Self-consistency check

It is well known that the divergence of Faraday's law (4) is written

$$\frac{\partial \nabla \cdot \mathbf{B}}{\partial t} = - \nabla \cdot (\nabla \times \mathbf{E}) = 0,$$ (9)

which implies that $\nabla \cdot \mathbf{B}= 0$ will hold in later time if it is satisfied at the initial time.

Because the displacement current is neglected in Ampere's law, the divergence of Ampere's law is written

$$\nabla \cdot \mathbf{J}= 0.$$ (10)

On the other hand, the charge density is defined through Poisson's equation, Eq. (7), i.e.,

$$\rho_q \equiv \varepsilon_0 \nabla \cdot \mathbf{E}$$

$$= \varepsilon_0 \nabla \cdot (\eta \mathbf{J}-\mathbf{u} \times \mathbf{B}) .$$ (11)
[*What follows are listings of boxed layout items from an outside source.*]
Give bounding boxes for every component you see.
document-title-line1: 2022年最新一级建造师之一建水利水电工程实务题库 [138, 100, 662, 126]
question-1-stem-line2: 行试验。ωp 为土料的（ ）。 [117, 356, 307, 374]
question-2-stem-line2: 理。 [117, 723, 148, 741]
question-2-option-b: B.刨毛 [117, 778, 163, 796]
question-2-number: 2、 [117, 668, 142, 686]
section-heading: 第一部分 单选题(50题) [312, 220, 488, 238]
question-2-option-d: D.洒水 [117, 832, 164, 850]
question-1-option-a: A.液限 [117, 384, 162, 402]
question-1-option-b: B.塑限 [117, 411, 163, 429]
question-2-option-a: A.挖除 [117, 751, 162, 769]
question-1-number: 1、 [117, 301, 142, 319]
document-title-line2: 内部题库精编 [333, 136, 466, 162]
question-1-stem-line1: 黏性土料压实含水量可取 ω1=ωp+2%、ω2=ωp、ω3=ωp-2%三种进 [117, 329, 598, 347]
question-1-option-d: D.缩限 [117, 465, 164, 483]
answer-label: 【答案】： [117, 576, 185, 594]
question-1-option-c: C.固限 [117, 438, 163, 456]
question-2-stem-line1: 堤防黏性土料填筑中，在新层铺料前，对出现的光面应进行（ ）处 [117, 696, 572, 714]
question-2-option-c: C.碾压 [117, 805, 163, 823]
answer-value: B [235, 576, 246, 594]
which indicates that the charge density $\rho_q$ is usually time dependent, i.e., $\partial \rho_q / \partial t \neq 0$. Therefore the charge conservation is not guaranteed in this framework. This inconsistency is obviously due to the fact that we neglect the displacement current $\partial \mathbf{E}/ \partial t$ in Ampere's law. Since, for low frequency phenomena, the displacement current $\partial \mathbf{E}/ \partial t$ term is usually much smaller than the the conducting current $\mathbf{J}$, neglecting the displacement current term induces only small errors in calculating $\mathbf{J}$ by using Eq. (5).